Adnan1588
(Adnan Siraj Rakin)
March 30, 2018, 3:27pm
1
I have an activation function for example:
class _Quantize(torch.autograd.Function):
def forward(self, input):
self.save_for_backward(input)
N_bits = 1
ttanh = (torch.tanh(input))
abss = torch.abs(ttanh)
maxx = torch.max(abss)
Func = ttanh / (maxx * 2) + 0.5
#Func = Func * 2 - 1
output = (Func * (2 ** N_bits - 1)).round() / (2 ** N_bits - 1)
output = output * 2 - 1
return output
def backward(self, grad_output):
# saved tensors - tuple of tensors with one element
grad_input = grad_output.clone()
input, = self.saved_tensors
grad_input[input.ge(1)] = 0
grad_input[input.le(-1)] = 0
return grad_input
H0w can I make one of those parameters learnable like N_bits.Thanks
SimonW
(Simon Wang)
March 30, 2018, 4:22pm
2
You can have it as an input.
Adnan1588
(Adnan Siraj Rakin)
March 30, 2018, 7:42pm
3
I already have defined that as an input. but it requires the backward path to return a gradient tensor other than grad_input. If I return None then this parameter does not changes.
SimonW
(Simon Wang)
March 30, 2018, 7:43pm
4
I don’t understand.
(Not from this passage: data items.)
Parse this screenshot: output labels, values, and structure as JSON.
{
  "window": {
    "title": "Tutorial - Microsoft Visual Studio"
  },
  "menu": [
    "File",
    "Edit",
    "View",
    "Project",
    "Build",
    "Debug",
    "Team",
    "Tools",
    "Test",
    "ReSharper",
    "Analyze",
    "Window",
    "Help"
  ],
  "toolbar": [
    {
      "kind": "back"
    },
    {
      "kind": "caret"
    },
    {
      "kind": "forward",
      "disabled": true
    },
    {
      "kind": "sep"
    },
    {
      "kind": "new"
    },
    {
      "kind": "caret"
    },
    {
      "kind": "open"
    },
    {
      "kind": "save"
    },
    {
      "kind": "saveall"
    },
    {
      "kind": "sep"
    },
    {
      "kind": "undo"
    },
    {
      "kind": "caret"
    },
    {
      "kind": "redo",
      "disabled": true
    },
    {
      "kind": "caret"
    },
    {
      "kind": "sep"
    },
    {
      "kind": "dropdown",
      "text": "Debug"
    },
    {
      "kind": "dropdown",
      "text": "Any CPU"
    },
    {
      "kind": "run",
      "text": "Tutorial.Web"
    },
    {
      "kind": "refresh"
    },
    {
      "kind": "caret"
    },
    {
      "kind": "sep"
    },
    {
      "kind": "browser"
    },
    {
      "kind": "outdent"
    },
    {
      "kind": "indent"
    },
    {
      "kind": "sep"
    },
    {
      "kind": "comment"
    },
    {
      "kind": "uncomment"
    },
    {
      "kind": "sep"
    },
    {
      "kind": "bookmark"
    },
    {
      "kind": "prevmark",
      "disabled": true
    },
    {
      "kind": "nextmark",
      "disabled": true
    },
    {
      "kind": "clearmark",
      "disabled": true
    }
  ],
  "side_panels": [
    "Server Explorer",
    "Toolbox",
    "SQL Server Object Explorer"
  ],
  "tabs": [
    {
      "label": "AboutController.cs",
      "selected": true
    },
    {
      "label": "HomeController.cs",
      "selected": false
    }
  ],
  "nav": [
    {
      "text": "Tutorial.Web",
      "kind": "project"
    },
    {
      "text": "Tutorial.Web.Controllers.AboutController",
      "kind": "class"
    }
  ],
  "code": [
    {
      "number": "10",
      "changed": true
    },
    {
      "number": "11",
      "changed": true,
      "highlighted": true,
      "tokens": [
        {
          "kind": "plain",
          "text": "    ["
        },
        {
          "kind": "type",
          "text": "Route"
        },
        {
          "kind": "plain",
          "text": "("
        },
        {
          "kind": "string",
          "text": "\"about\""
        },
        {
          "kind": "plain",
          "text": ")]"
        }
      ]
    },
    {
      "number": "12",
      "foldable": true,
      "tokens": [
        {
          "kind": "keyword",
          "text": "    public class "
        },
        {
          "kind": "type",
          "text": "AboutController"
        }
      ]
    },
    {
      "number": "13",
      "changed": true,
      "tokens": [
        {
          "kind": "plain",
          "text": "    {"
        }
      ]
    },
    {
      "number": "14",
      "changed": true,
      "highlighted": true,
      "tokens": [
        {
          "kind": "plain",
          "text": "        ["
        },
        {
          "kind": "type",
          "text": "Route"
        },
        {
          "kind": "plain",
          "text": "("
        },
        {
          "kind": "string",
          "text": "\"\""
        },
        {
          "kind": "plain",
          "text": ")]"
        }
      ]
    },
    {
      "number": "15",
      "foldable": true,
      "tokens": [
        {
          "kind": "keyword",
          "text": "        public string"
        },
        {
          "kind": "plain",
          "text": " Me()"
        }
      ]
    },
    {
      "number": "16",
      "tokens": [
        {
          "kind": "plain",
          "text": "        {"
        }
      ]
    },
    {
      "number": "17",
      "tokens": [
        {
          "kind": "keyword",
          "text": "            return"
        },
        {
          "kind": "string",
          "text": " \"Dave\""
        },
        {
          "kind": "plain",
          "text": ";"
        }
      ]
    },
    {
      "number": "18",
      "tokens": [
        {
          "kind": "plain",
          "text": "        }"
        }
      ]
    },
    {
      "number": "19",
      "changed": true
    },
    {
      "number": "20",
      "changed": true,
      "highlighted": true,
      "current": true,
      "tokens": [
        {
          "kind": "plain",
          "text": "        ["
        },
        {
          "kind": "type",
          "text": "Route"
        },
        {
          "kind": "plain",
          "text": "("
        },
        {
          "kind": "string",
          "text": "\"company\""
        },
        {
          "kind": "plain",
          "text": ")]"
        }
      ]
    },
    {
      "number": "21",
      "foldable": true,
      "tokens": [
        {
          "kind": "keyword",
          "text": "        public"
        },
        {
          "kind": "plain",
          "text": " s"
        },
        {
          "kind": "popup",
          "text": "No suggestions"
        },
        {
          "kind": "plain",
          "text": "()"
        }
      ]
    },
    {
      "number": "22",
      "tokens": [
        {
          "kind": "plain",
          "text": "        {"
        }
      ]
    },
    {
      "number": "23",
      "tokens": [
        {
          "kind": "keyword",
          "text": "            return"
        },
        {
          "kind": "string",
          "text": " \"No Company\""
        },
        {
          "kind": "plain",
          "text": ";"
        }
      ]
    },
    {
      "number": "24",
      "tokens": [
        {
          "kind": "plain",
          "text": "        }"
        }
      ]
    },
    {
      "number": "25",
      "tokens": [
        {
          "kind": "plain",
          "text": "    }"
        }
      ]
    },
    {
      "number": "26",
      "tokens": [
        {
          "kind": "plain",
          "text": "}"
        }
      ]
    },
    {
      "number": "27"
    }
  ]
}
If you don’t want it to have gradient, how can it be trained?
Adnan1588
(Adnan Siraj Rakin)
March 30, 2018, 7:46pm
5
I want to have gradient but I dont know how to return the second gradient tensor For example:
def forward(self, input,N_bits):
self.save_for_backward(input,N_bits)
ttanh = (torch.tanh(input))
abss = torch.abs(ttanh)
maxx = torch.max(abss)
Func = ttanh / (maxx * 2) + 0.5
#Func = Func * 2 - 1
output = (Func * (2 ** N_bits - 1)).round() / (2 ** N_bits - 1)
output = output * 2 - 1
return output
def backward(self, grad_output):
# saved tensors - tuple of tensors with one element
grad_input = grad_output.clone()
input,N_bits, = self.saved_tensors
grad_input[input.ge(1)] = 0
grad_input[input.le(-1)] = 0
return grad_input, (??)
I am not sure about ?? that part
SimonW
(Simon Wang)
March 30, 2018, 7:56pm
6
Since you are doing customized gradient in autograd.Function
, you should have a formula for whatever gradient you need.